Tuesday, June 20, 2006

Thinking about Gerry Mulligan

Finally found a way to change the time. So from here on out, hopefully it won't look like I'm posting three hours before I actually do it......

Playing right now: Nothing (although over breakfast, I listened to Miles Davis' Collector's Items and Andrew Hill's Andrew).

I got my copy of the Gerry Mulligan Quartet album Reunion with Chet Baker in the mail yesterday. Now, maybe I shouldn't say anything because I only paid 99 cents for it in an auction, but it came in an oversized envelope that was slightly padded, but didn't protect the record from careless mail carriers who might've tried to bend it or simply tossed it around. (It didn't even have "fragile" stamped on it.) So it arrived warped. The seller gave me a vague description of it when I asked, because he didn't have any description posted with the listing. No wonder no one else bid on it. So it's worth 99 cents but I probably wouldn't've shelled out $5 in postage if I knew about the shoddy packaging job.

But it is a great album, which leads me to today's post; a post that will also include ruminations on Mulligan Meets Monk, which showed up about a week ago -- another auction win.

1957 seemed to be a pivotal year for both Gerry Mulligan and Thelonious Monk. Miles fired Coltrane, who kicked his drug habit and played with Monk for several months in a band that was by all accounts pretty colossal. By the end of the year, Trane was back with Miles for a band that has been well-documented. For Gerry, he did the album with Monk and recorded several sessions for Pacific Jazz including the aforementioned one that got him together with Chetty again.

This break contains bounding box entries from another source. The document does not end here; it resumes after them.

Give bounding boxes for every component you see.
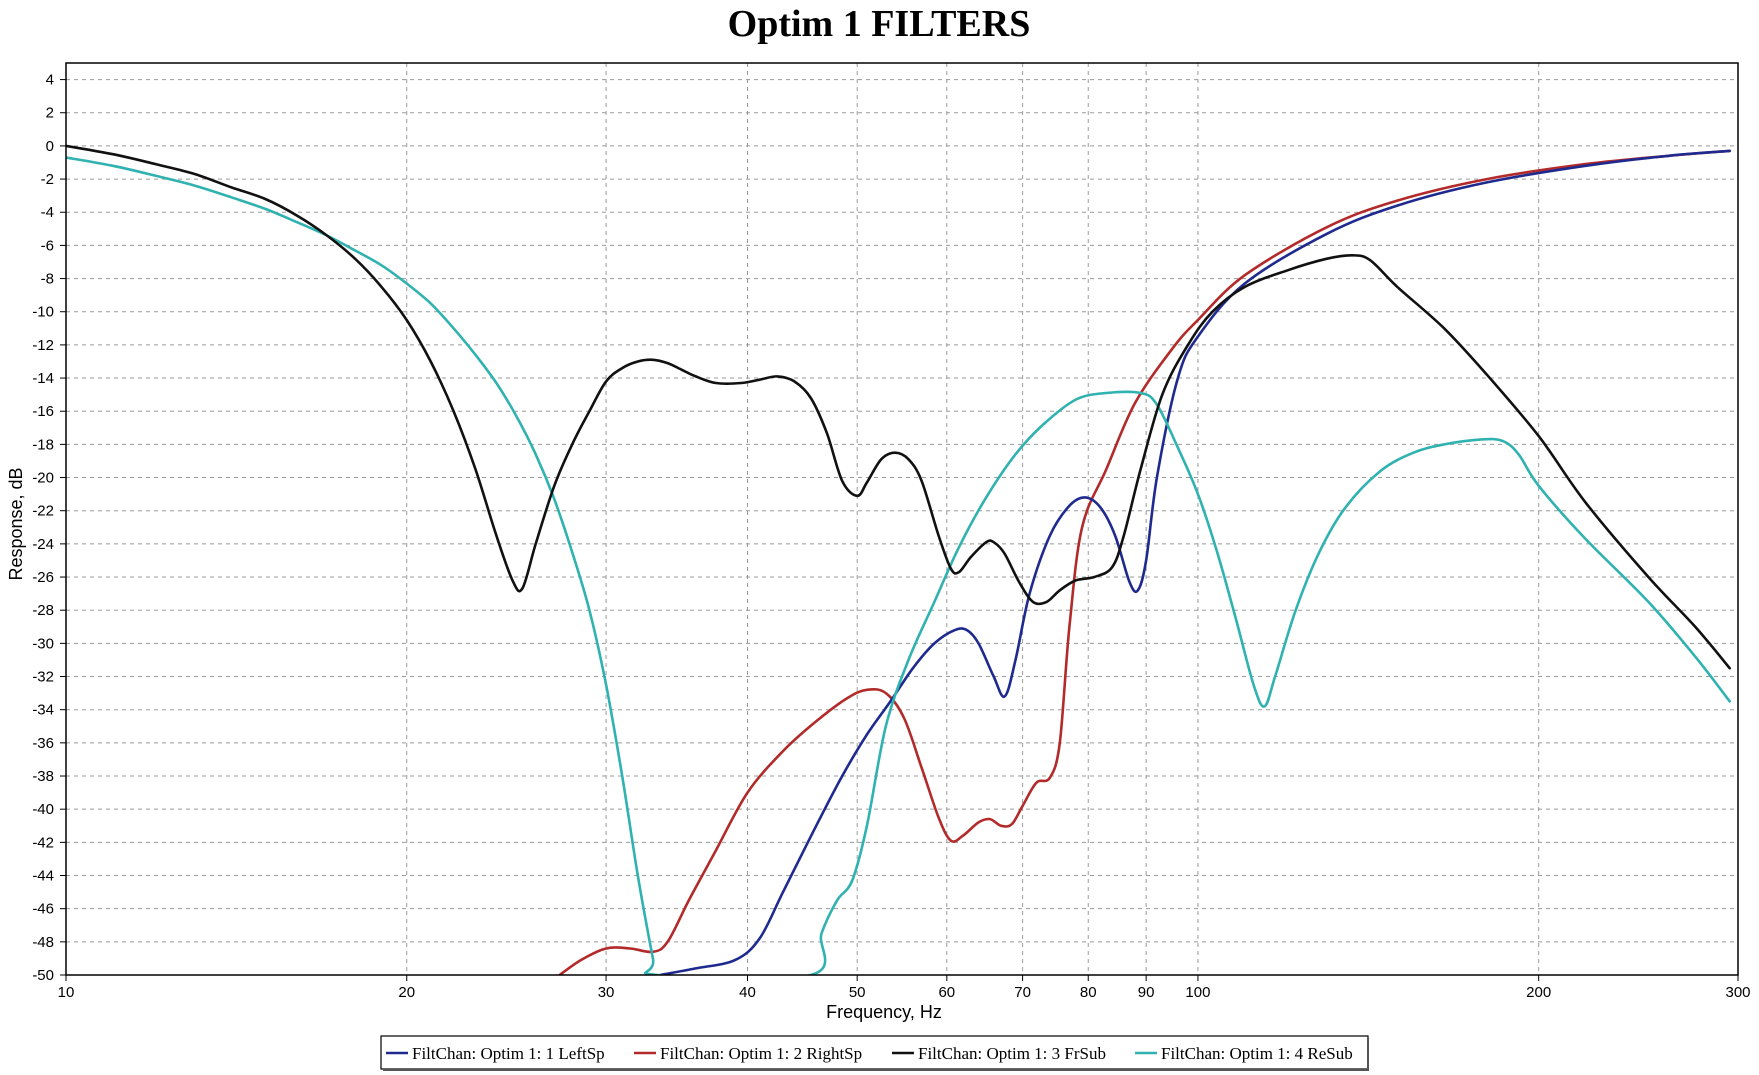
x-tick-label: 100: [1185, 984, 1210, 1001]
y-tick-label: 4: [46, 72, 54, 89]
legend: FiltChan: Optim 1: 1 LeftSp FiltChan: Opt…: [380, 1035, 1369, 1071]
series-line-1: [659, 149, 1731, 975]
x-tick-label: 90: [1138, 984, 1155, 1001]
y-tick-label: -16: [32, 403, 54, 420]
series-line-2: [558, 149, 1731, 975]
plot-area: [66, 144, 1731, 975]
grid: [66, 63, 1738, 975]
x-tick-label: 50: [849, 984, 866, 1001]
x-axis-ticks: 10 20 30 40 50 60 70 80 90 100 200 300: [58, 975, 1751, 1001]
y-tick-label: -10: [32, 304, 54, 321]
y-tick-label: -26: [32, 569, 54, 586]
y-tick-label: -50: [32, 967, 54, 984]
x-tick-label: 60: [938, 984, 955, 1001]
y-axis-label: Response, dB: [6, 467, 26, 580]
x-tick-label: 30: [598, 984, 615, 1001]
y-tick-label: -24: [32, 536, 54, 553]
legend-label: FiltChan: Optim 1: 4 ReSub: [1161, 1044, 1353, 1063]
y-tick-label: -18: [32, 436, 54, 453]
chart-title: Optim 1 FILTERS: [728, 3, 1031, 45]
legend-label: FiltChan: Optim 1: 3 FrSub: [918, 1044, 1106, 1063]
y-tick-label: -14: [32, 370, 54, 387]
x-axis-label: Frequency, Hz: [826, 1002, 942, 1022]
x-tick-label: 200: [1526, 984, 1551, 1001]
legend-entry-4: FiltChan: Optim 1: 4 ReSub: [1135, 1044, 1353, 1063]
y-tick-label: -22: [32, 503, 54, 520]
y-tick-label: -20: [32, 470, 54, 487]
y-tick-label: -34: [32, 702, 54, 719]
legend-entry-2: FiltChan: Optim 1: 2 RightSp: [634, 1044, 862, 1063]
y-tick-label: -44: [32, 868, 54, 885]
y-tick-label: -40: [32, 801, 54, 818]
y-tick-label: 0: [46, 138, 54, 155]
y-tick-label: -4: [41, 204, 54, 221]
y-tick-label: -28: [32, 602, 54, 619]
legend-entry-3: FiltChan: Optim 1: 3 FrSub: [892, 1044, 1106, 1063]
y-tick-label: -6: [41, 237, 54, 254]
y-tick-label: -32: [32, 669, 54, 686]
y-tick-label: -12: [32, 337, 54, 354]
y-tick-label: -42: [32, 834, 54, 851]
y-tick-label: -8: [41, 271, 54, 288]
y-tick-label: -48: [32, 934, 54, 951]
series-line-3: [66, 144, 1731, 670]
y-axis-ticks: 4 2 0 -2 -4 -6 -8 -10 -12 -14 -16 -18 -20 -22 -24 -26 -2…: [32, 72, 66, 984]
y-tick-label: -30: [32, 635, 54, 652]
y-tick-label: -2: [41, 171, 54, 188]
series-line-4: [66, 156, 1731, 975]
x-tick-label: 70: [1014, 984, 1031, 1001]
x-tick-label: 300: [1725, 984, 1750, 1001]
legend-entry-1: FiltChan: Optim 1: 1 LeftSp: [386, 1044, 605, 1063]
legend-label: FiltChan: Optim 1: 2 RightSp: [660, 1044, 862, 1063]
y-tick-label: 2: [46, 105, 54, 122]
y-tick-label: -46: [32, 901, 54, 918]
plot-frame: [65, 62, 1739, 976]
y-tick-label: -36: [32, 735, 54, 752]
x-tick-label: 10: [58, 984, 75, 1001]
x-tick-label: 20: [398, 984, 415, 1001]
legend-label: FiltChan: Optim 1: 1 LeftSp: [412, 1044, 605, 1063]
x-tick-label: 80: [1080, 984, 1097, 1001]
y-tick-label: -38: [32, 768, 54, 785]
x-tick-label: 40: [739, 984, 756, 1001]
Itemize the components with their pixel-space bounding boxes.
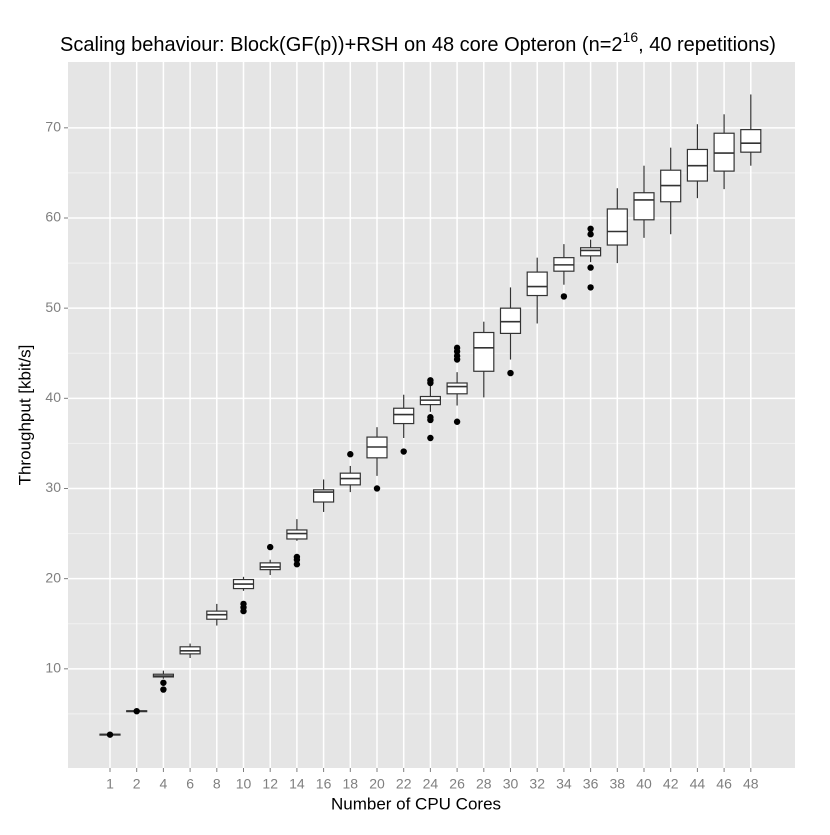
box <box>473 331 495 372</box>
outlier <box>560 293 568 300</box>
box <box>393 407 415 425</box>
outlier <box>427 379 434 387</box>
y-tick-label: 20 <box>45 569 61 585</box>
box <box>526 271 548 297</box>
x-tick-label: 2 <box>133 776 141 792</box>
box <box>446 382 468 395</box>
x-tick-label: 4 <box>160 776 168 792</box>
x-tick-label: 8 <box>213 776 221 792</box>
outlier <box>587 225 594 233</box>
outlier <box>347 451 354 458</box>
x-tick-label: 36 <box>583 776 599 792</box>
x-tick-label: 26 <box>449 776 465 792</box>
y-tick-label: 10 <box>45 660 61 676</box>
x-tick-label: 44 <box>690 776 706 792</box>
box <box>286 529 308 540</box>
outlier <box>400 448 407 455</box>
x-tick-label: 24 <box>423 776 439 792</box>
x-tick-label: 28 <box>476 776 492 792</box>
outlier <box>373 485 381 492</box>
x-tick-label: 6 <box>186 776 194 792</box>
title-part: , 40 repetitions) <box>638 34 776 56</box>
y-tick-label: 70 <box>45 119 61 135</box>
y-tick-label: 30 <box>45 479 61 495</box>
box <box>713 132 735 172</box>
x-tick-label: 16 <box>316 776 332 792</box>
x-tick-label: 18 <box>343 776 359 792</box>
y-tick-label: 40 <box>45 389 61 405</box>
outlier <box>267 543 274 551</box>
outlier <box>587 284 594 291</box>
outlier <box>293 561 301 568</box>
outlier <box>453 356 461 363</box>
box <box>499 307 522 334</box>
outlier <box>507 369 514 377</box>
y-tick-label: 60 <box>45 209 61 225</box>
x-tick-label: 12 <box>262 776 278 792</box>
box <box>579 247 602 257</box>
box <box>606 208 628 246</box>
outlier <box>587 264 594 271</box>
outlier <box>240 607 247 615</box>
y-axis-title: Throughput [kbit/s] <box>15 345 34 486</box>
x-tick-label: 20 <box>369 776 385 792</box>
outlier <box>133 707 140 715</box>
x-tick-label: 48 <box>743 776 759 792</box>
box <box>740 129 762 153</box>
title-superscript: 16 <box>623 29 639 45</box>
chart-title: Scaling behaviour: Block(GF(p))+RSH on 4… <box>60 29 776 57</box>
outlier <box>587 231 594 238</box>
outlier <box>160 679 167 686</box>
x-tick-label: 10 <box>236 776 252 792</box>
x-tick-label: 46 <box>716 776 732 792</box>
outlier <box>453 348 461 355</box>
outlier <box>293 556 301 563</box>
x-tick-label: 30 <box>503 776 519 792</box>
outlier <box>427 416 434 424</box>
x-axis-title: Number of CPU Cores <box>331 794 501 813</box>
outlier <box>427 434 434 442</box>
outlier <box>453 418 461 425</box>
x-tick-label: 1 <box>106 776 114 792</box>
y-tick-label: 50 <box>45 299 61 315</box>
x-tick-label: 22 <box>396 776 412 792</box>
outlier <box>106 731 114 738</box>
x-tick-label: 34 <box>556 776 572 792</box>
x-tick-label: 38 <box>610 776 626 792</box>
x-tick-label: 14 <box>289 776 305 792</box>
x-tick-label: 32 <box>529 776 545 792</box>
outlier <box>160 686 167 693</box>
title-part: Scaling behaviour: Block(GF(p))+RSH on 4… <box>60 34 623 56</box>
box <box>633 192 655 221</box>
x-tick-label: 42 <box>663 776 679 792</box>
x-tick-label: 40 <box>636 776 652 792</box>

At first, Mulligan Meets Monk sounds kind of ....well, languid. Easy going. But really, there is some good interaction between the two guys. Mulligan kind of plays over and around Monk's weird accompaniment style, but he really gets some good ideas going on "'Round Midnight" and "I Mean You." The recording could have been a little better. Two tracks have bass solos and you'd think Wilbur Ware was in the other room, they're so faint. And you can barely hear drummer Shadow Wilson on "Midnight" and "Sweet and Lovely." Of course maybe that speaks to Wilson's skill and keeping a soft tempo going. But I'd rather hear him a little more.

I was looking through the booklet with Mosaic's Gerry Mulligan Quartet Pacific Jazz set, and the notes, in passing, said that the energy at the 1957 reunion date didn't match the original stuff that Gerry and Chetty did. True, it's different, but the album is still a really good one. Dave Bailey, who'd play with Gerry for a while, is the drummer and none other than Henry Grimes plays bass. And Henry is really prominent, as if to say, "This isn't a mellow West Coast date. We have some drive here." He really steers the quartet.

All but one of the 8 cuts are written by other people. That's worth noting since a lot of the best quartet stuff of theirs was written by Gerry. They play songs like "Stardust" and "Surrey With a Fringe On Top" which have a lot of the counterpoint arrangements that were similar to the earlier quartet stuff. They also do Charlie Parker's "Ornithology" which is the first time that I can recall them doing a straight up and down bebop tune. It's funny, at the end, they don't go back and play the theme, something unusual for that era, I think.

That reminds me, I forgot to comment on the fact that the version of "Rhythm-a-ning" on Mulligan Meets Monk has a slightly different melody than the way it's normally played. They kind of scale it down. As far as I can tell that was the first time Monk recorded that song, at least for Riverside, so I wonder if it was still a work in progress at that point.

By the way, I have to mention that the copy of Mulligan Meets Monk arrived looking like the total opposite of Reunion. It's an original and while one of the seams is ripped a little, the cover is otherwise in beautiful shape and the record plays really well. There's something about those shiny album covers from the '50s that set my heart a-beatin'.